Изменить размер шрифта - +

— А народ в вашей стране одобряет эту войну? — спросил Шевек, прервав лекцию о стратегии. Его удивляло отсутствие в «птичьих» газетах моральных суждений на эту тему. Они отказывались от своего шумно-возбужденного тона; их формулировки часто дословно совпадали с формулировками выпускаемых правительством телефакс-бюллетеней.

— Одобряет ли? Уж не думаете ли вы, что мы сложим лапки, ляжем и позволим этим чертовым тувийцам по нам ногами ходить? На карту поставлен наш статус великой державы!

— Но я говорил о народе, а не о правительстве. О… о народе, который должен воевать.

— Да им-то что до этого? Они привыкли к массовым мобилизациям. Для того они, милый мой, и существуют! Чтобы сражаться за свою страну. И позвольте вам сказать, что нет на свете солдата лучше, чем иотийский рядовой солдат, как только его приучат подчиняться приказам. В мирное время он, быть может, и разглагольствует, но в глубине, под всем этим, скрыто мужество. Самой главной нашей надеждой и опорой — как государства — всегда был простой солдат. Так мы и стали той ведущей державой, какой являемся сейчас.

— Поднявшись по горе детских трупов? — спросил Шевек, но гнев, а может быть, и нежелание обидеть старика, в котором он не признавался себе, приглушили его голос, и Атро не расслышал.

— Нет, — продолжал Атро, — вы увидите, что, когда родине грозит опасность, душа народа верна и надежна, как сталь. В промежутках между войнами отдельные демагоги в Нио и фабричных городах поднимают большой шум, но до чего же великолепное зрелище — народ, который смыкает ряды, когда знамя его страны в опасности… Я знаю, вам не хочется этому верить. Знаете ли, милый мой, беда одонианства в том, что оно женственно. Оно просто не включает мужские стороны жизни. «Яркость битвы, кровь и сталь», как говорит старый поэт. Одонианство не понимает мужества… любви к знамени.
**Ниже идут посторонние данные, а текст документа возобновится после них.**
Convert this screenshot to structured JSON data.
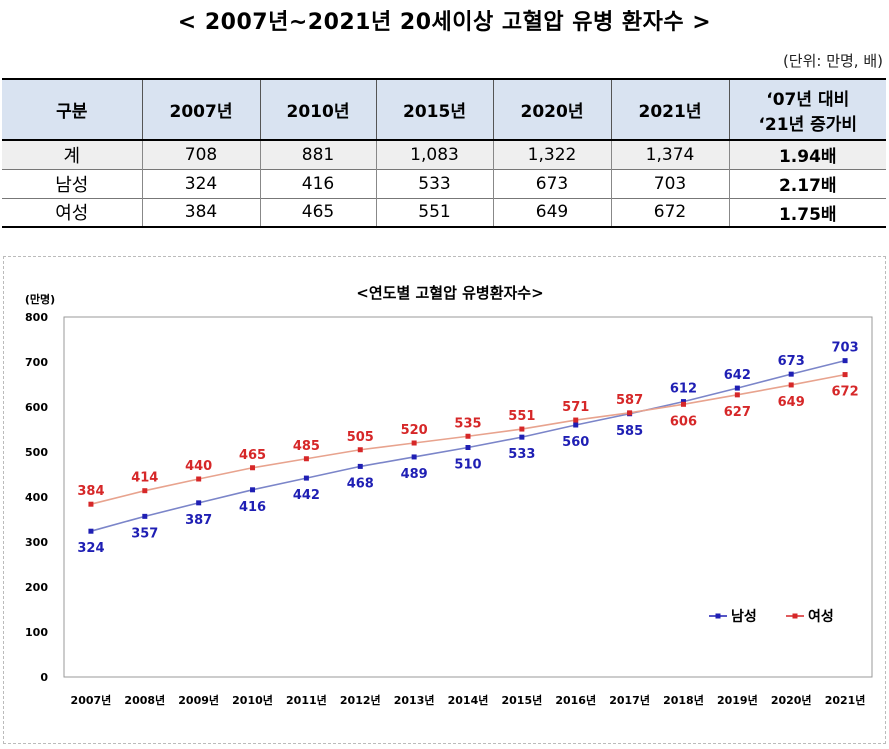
{
  "header": {
    "title": "< 2007년~2021년 20세이상 고혈압 유병 환자수 >",
    "unit": "(단위: 만명, 배)"
  },
  "table": {
    "columns": [
      "구분",
      "2007년",
      "2010년",
      "2015년",
      "2020년",
      "2021년"
    ],
    "ratio_header_line1": "‘07년 대비",
    "ratio_header_line2": "‘21년 증가비",
    "rows": [
      {
        "label": "계",
        "values": [
          "708",
          "881",
          "1,083",
          "1,322",
          "1,374"
        ],
        "ratio": "1.94배"
      },
      {
        "label": "남성",
        "values": [
          "324",
          "416",
          "533",
          "673",
          "703"
        ],
        "ratio": "2.17배"
      },
      {
        "label": "여성",
        "values": [
          "384",
          "465",
          "551",
          "649",
          "672"
        ],
        "ratio": "1.75배"
      }
    ]
  },
  "chart_data": {
    "type": "line",
    "title": "<연도별 고혈압 유병환자수>",
    "ylabel": "(만명)",
    "xlabel": "",
    "categories": [
      "2007년",
      "2008년",
      "2009년",
      "2010년",
      "2011년",
      "2012년",
      "2013년",
      "2014년",
      "2015년",
      "2016년",
      "2017년",
      "2018년",
      "2019년",
      "2020년",
      "2021년"
    ],
    "ylim": [
      0,
      800
    ],
    "yticks": [
      0,
      100,
      200,
      300,
      400,
      500,
      600,
      700,
      800
    ],
    "grid": false,
    "legend_position": "bottom-right",
    "series": [
      {
        "name": "남성",
        "color": "#1f1fb4",
        "values": [
          324,
          357,
          387,
          416,
          442,
          468,
          489,
          510,
          533,
          560,
          585,
          612,
          642,
          673,
          703
        ],
        "label_side": [
          "below",
          "below",
          "below",
          "below",
          "below",
          "below",
          "below",
          "below",
          "below",
          "below",
          "below",
          "above",
          "above",
          "above",
          "above"
        ]
      },
      {
        "name": "여성",
        "color": "#d62728",
        "values": [
          384,
          414,
          440,
          465,
          485,
          505,
          520,
          535,
          551,
          571,
          587,
          606,
          627,
          649,
          672
        ],
        "label_side": [
          "above",
          "above",
          "above",
          "above",
          "above",
          "above",
          "above",
          "above",
          "above",
          "above",
          "above",
          "below",
          "below",
          "below",
          "below"
        ]
      }
    ]
  }
}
Шевек с минуту помолчал, потом мягко сказал:

— Возможно, это отчасти верно. По крайней мере, знамен у нас нет.

Когда Атро ушел, вошел Эфор, чтобы вынести поднос с грязной посудой. Шевек остановил его. Он подошел к нему вплотную и со словами:

— Извините, Эфор, — положил на поднос клочок бумаги, на котором заранее написал: «В этой комнате есть микрофон?»

Слуга наклонил голову, медленно прочитал записку и долго, в упор, смотрел на Шевека. Потом бросил быстрый косой взгляд на камин.

— В спальне? — спросил Шевек тем же способом.

Эфор отрицательно покачал головой, поставил поднос и пошел за Шевеком в спальню. Он закрыл за собой дверь бесшумно, как подобает хорошему слуге.

— Засек этот в первый день, когда пыль вытирал, — сказал он с усмешкой, от которой морщины на его лице стали жесткими и глубокими.

— А здесь нет?

Эфор пожал плечами:

— Ничего такого не заметил. Могу пустить там воду, господин, как в шпионских рассказах.

Они проследовали в роскошный бело-золотой храм унитаза. Эфор открыл все краны, затем осмотрел стены.

— Нет, — сказал он. — Не думаю. Я любую шпионскую штучку замечу. Научился, когда работал у одного в Нио. Как научишься их находить, так всегда их замечаешь.

Шевек вынул из кармана еще один клочок бумаги и показал его Эфору.

— Вы не знаете, откуда это взялось?

Это была записка, которую он тогда нашел у себя в куртке. «Присоединяйся к нам твоим братьям».

После паузы — он читал медленно, шевеля губами, — Эфор ответил:

— Я не знаю, откуда оно взялось.

Шевек был разочарован. Он-то думал, что у самого Эфора была прекрасная возможность сунуть что-нибудь хозяину в карман.